Value, respect, and strive for diversity in editors

I'll give you a case in question - me - a UK Wikipedian

I joined Wikipedia in 2006 and was initially interested in just one article (like most wikipedians). I transformed the article from a few paragraphs to a fairly comprehensive entry. Along the way I encountered the application of some of the really important rules that aren't really talked about to new members (verifiability, copyright, sources, etc).

A little later, the page gets marked for deletion as it's considered non notable. It sails through its AfD and we move on. Then new guidelines appear out of the blue for the subject area. These are initially draft proposals (that as a wikipedian working in the specific area of the project, I wasn't made aware of it). One editor decides that these new draft guidelines are in fact de-facto rules, proceeding to mark the article for deletion again as it breaches the new guidelines.

Through the subsequent AfD (that it goes through), I found the project and the new draft guidelines and they are completely biased towards an american system that has no basis to be applied in other countries (including the UK). On questioning the new guidelines, it becomes apparent that it doesn't matter what I say as the English Wikipedia is predominately American and maintains some bias to that. Combining this with incivility and insults in other article edits (including a specific persecution) the result is that I have little drive to participate in the project any more.

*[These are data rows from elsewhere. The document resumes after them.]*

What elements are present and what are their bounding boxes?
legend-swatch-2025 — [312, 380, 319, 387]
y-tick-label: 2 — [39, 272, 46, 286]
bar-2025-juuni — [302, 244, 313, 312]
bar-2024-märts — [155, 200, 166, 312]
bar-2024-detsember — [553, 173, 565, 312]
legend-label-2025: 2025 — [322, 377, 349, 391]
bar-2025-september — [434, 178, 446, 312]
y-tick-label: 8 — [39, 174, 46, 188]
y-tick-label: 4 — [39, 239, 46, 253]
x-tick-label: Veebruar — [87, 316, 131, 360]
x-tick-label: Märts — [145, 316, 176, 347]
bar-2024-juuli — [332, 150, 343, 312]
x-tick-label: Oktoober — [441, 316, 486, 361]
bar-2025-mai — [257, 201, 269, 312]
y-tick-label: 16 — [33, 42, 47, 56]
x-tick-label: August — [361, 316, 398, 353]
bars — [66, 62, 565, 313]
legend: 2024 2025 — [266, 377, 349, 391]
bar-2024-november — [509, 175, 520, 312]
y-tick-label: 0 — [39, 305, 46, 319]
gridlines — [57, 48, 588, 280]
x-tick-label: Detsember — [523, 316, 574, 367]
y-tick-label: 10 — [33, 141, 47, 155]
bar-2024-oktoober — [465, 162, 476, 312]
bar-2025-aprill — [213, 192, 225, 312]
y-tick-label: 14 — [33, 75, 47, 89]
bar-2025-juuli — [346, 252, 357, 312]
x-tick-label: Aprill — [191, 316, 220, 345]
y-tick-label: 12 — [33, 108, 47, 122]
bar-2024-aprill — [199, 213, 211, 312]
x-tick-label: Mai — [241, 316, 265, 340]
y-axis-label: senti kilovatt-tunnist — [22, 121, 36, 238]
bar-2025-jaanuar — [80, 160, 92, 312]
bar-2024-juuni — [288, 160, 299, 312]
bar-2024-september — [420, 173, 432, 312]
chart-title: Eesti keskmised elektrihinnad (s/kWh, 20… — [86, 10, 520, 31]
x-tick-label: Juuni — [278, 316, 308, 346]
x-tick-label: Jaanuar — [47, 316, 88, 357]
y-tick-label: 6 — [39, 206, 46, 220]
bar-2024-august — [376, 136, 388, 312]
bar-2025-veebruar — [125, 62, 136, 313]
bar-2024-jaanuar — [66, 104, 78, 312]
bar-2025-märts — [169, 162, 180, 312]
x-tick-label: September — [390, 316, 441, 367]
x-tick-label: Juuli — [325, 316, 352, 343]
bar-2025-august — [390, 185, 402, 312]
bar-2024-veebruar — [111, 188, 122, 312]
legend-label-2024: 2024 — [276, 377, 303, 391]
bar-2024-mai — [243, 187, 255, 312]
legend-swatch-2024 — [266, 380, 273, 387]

Both of the theories are absolutely bang on. As far as the specific talk page disruptors are concerned, you have a genuine point. trouble is that with Joe Wikipedian having to defend almost every edit to an article, there is a specific danger you will end up blocking the wrong people.

I think the thing I'm trying to say is that to get this value, respect, and strive for diversity in editors, the whole culture of the encyclopedia needs to change to the collaborative aim we all want.

However, The simple truth is that it won't.